- Quiet Dell Location within West Virginia Quiet Dell Location within the United States
- Coordinates: 39°13′09″N 80°17′37″W﻿ / ﻿39.21917°N 80.29361°W
- Country: United States
- State: West Virginia
- County: Harrison
- Elevation: 1,056 ft (322 m)
- Time zone: UTC-5 (Eastern (EST))
- • Summer (DST): UTC-4 (EDT)
- Area codes: 304 & 681
- GNIS feature ID: 1545347

= Quiet Dell, West Virginia =

Quiet Dell is an unincorporated community in Harrison County, West Virginia, United States.
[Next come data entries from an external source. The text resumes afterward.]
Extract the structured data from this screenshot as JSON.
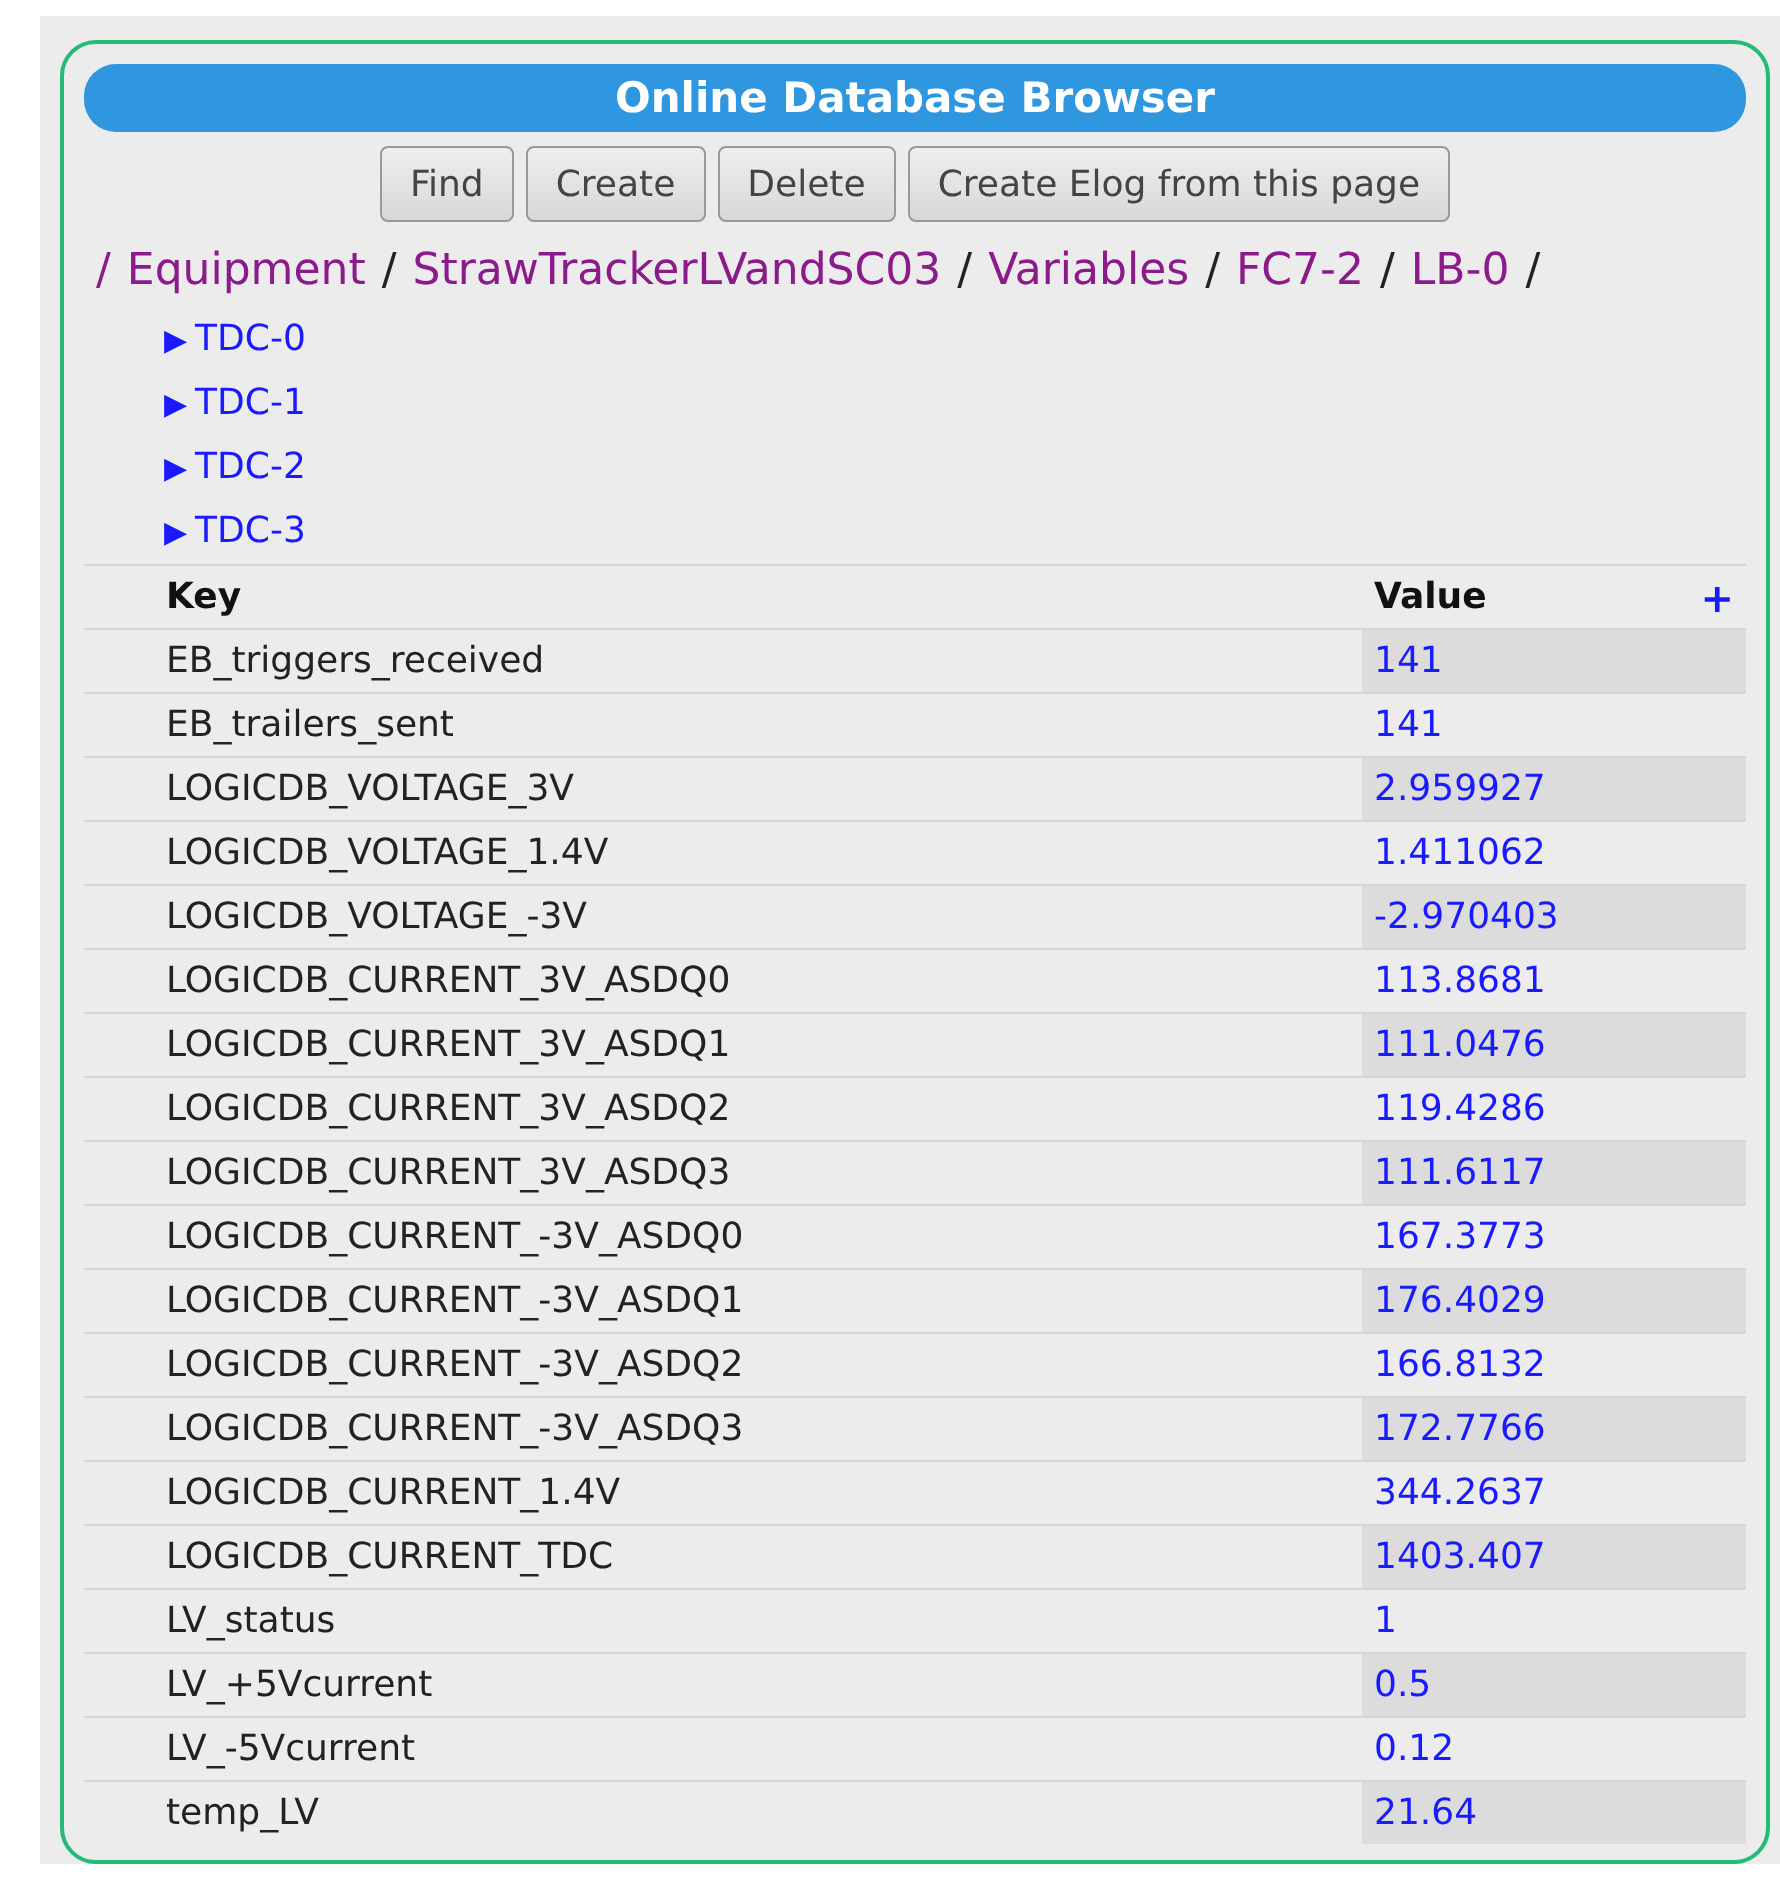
{
  "title": "Online Database Browser",
  "buttons": [
    "Find",
    "Create",
    "Delete",
    "Create Elog from this page"
  ],
  "breadcrumb": [
    {
      "kind": "link",
      "text": "/"
    },
    {
      "kind": "link",
      "text": "Equipment"
    },
    {
      "kind": "separator",
      "text": "/"
    },
    {
      "kind": "link",
      "text": "StrawTrackerLVandSC03"
    },
    {
      "kind": "separator",
      "text": "/"
    },
    {
      "kind": "link",
      "text": "Variables"
    },
    {
      "kind": "separator",
      "text": "/"
    },
    {
      "kind": "link",
      "text": "FC7-2"
    },
    {
      "kind": "separator",
      "text": "/"
    },
    {
      "kind": "link",
      "text": "LB-0"
    },
    {
      "kind": "separator",
      "text": "/"
    }
  ],
  "subdirs": [
    {
      "marker": "▶",
      "label": "TDC-0"
    },
    {
      "marker": "▶",
      "label": "TDC-1"
    },
    {
      "marker": "▶",
      "label": "TDC-2"
    },
    {
      "marker": "▶",
      "label": "TDC-3"
    }
  ],
  "table": {
    "columns": [
      "Key",
      "Value"
    ],
    "add": "+",
    "rows": [
      {
        "key": "EB_triggers_received",
        "value": "141"
      },
      {
        "key": "EB_trailers_sent",
        "value": "141"
      },
      {
        "key": "LOGICDB_VOLTAGE_3V",
        "value": "2.959927"
      },
      {
        "key": "LOGICDB_VOLTAGE_1.4V",
        "value": "1.411062"
      },
      {
        "key": "LOGICDB_VOLTAGE_-3V",
        "value": "-2.970403"
      },
      {
        "key": "LOGICDB_CURRENT_3V_ASDQ0",
        "value": "113.8681"
      },
      {
        "key": "LOGICDB_CURRENT_3V_ASDQ1",
        "value": "111.0476"
      },
      {
        "key": "LOGICDB_CURRENT_3V_ASDQ2",
        "value": "119.4286"
      },
      {
        "key": "LOGICDB_CURRENT_3V_ASDQ3",
        "value": "111.6117"
      },
      {
        "key": "LOGICDB_CURRENT_-3V_ASDQ0",
        "value": "167.3773"
      },
      {
        "key": "LOGICDB_CURRENT_-3V_ASDQ1",
        "value": "176.4029"
      },
      {
        "key": "LOGICDB_CURRENT_-3V_ASDQ2",
        "value": "166.8132"
      },
      {
        "key": "LOGICDB_CURRENT_-3V_ASDQ3",
        "value": "172.7766"
      },
      {
        "key": "LOGICDB_CURRENT_1.4V",
        "value": "344.2637"
      },
      {
        "key": "LOGICDB_CURRENT_TDC",
        "value": "1403.407"
      },
      {
        "key": "LV_status",
        "value": "1"
      },
      {
        "key": "LV_+5Vcurrent",
        "value": "0.5"
      },
      {
        "key": "LV_-5Vcurrent",
        "value": "0.12"
      },
      {
        "key": "temp_LV",
        "value": "21.64"
      }
    ]
  }
}
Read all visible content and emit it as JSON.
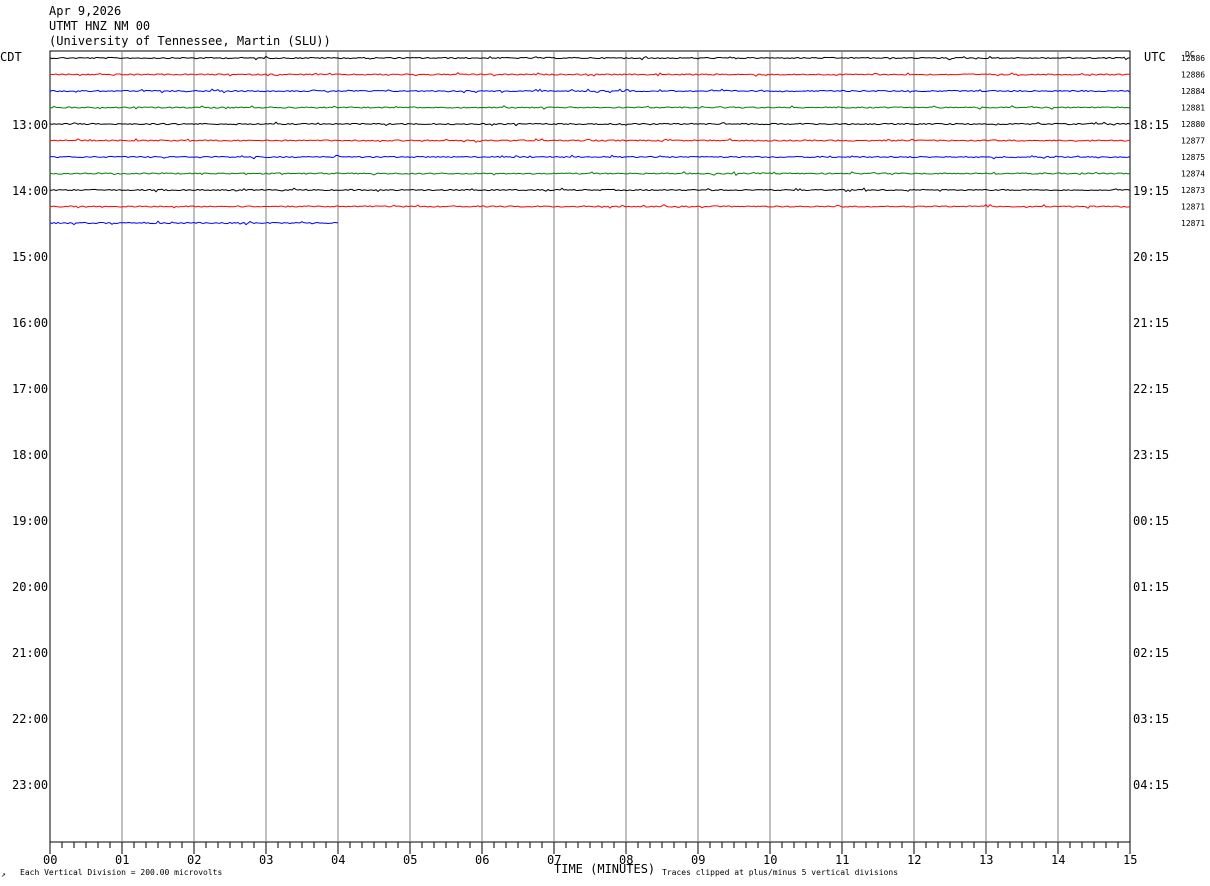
{
  "header": {
    "date": "Apr 9,2026",
    "station": "UTMT HNZ NM 00",
    "institution": "(University of Tennessee, Martin (SLU))"
  },
  "chart_data": {
    "type": "line",
    "title": "UTMT HNZ NM 00",
    "xlabel": "TIME (MINUTES)",
    "left_axis_label": "CDT",
    "right_axis_label": "UTC",
    "dc_label": "DC",
    "x_range": [
      0,
      15
    ],
    "x_ticks": [
      "00",
      "01",
      "02",
      "03",
      "04",
      "05",
      "06",
      "07",
      "08",
      "09",
      "10",
      "11",
      "12",
      "13",
      "14",
      "15"
    ],
    "cdt_hour_labels": [
      "13:00",
      "14:00",
      "15:00",
      "16:00",
      "17:00",
      "18:00",
      "19:00",
      "20:00",
      "21:00",
      "22:00",
      "23:00"
    ],
    "utc_hour_labels": [
      "18:15",
      "19:15",
      "20:15",
      "21:15",
      "22:15",
      "23:15",
      "00:15",
      "01:15",
      "02:15",
      "03:15",
      "04:15"
    ],
    "trace_colors": [
      "#000000",
      "#ff0000",
      "#0000ff",
      "#008000"
    ],
    "traces": [
      {
        "start_min": 0,
        "end_min": 15,
        "dc": "12886"
      },
      {
        "start_min": 0,
        "end_min": 15,
        "dc": "12886"
      },
      {
        "start_min": 0,
        "end_min": 15,
        "dc": "12884"
      },
      {
        "start_min": 0,
        "end_min": 15,
        "dc": "12881"
      },
      {
        "start_min": 0,
        "end_min": 15,
        "dc": "12880"
      },
      {
        "start_min": 0,
        "end_min": 15,
        "dc": "12877"
      },
      {
        "start_min": 0,
        "end_min": 15,
        "dc": "12875"
      },
      {
        "start_min": 0,
        "end_min": 15,
        "dc": "12874"
      },
      {
        "start_min": 0,
        "end_min": 15,
        "dc": "12873"
      },
      {
        "start_min": 0,
        "end_min": 15,
        "dc": "12871"
      },
      {
        "start_min": 0,
        "end_min": 4,
        "dc": "12871"
      }
    ],
    "footer_scale": "Each Vertical Division =  200.00 microvolts",
    "footer_clip": "Traces clipped at plus/minus 5 vertical divisions"
  }
}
Quiet Dell is located at the junction of Interstate 79 and West Virginia Route 20, 5 mi southeast of Clarksburg.

== Community ==
The community's name is descriptive. The area is primarily single-family residential in nature on large lots.

Key retail businesses in Quiet Dell include the 7-Eleven-BP and Exxon gas stations, Dollar General, and Stonewood Bulk Foods. Several businesses related to the oil and gas industry are based within the community.

Tourist attractions include the Civilian Conservation Corps (CCC) Museum in the old school, and Primitives, a crafting cooperative. The historic Quiet Dell United Methodist Church, dating from 1896, is also located here.

== History ==
In 1931, Quiet Dell was the scene of multiple murders committed by serial killer Harry Powers (Herman Drenth).

The Quiet Dell School was listed on the National Register of Historic Places in 2001.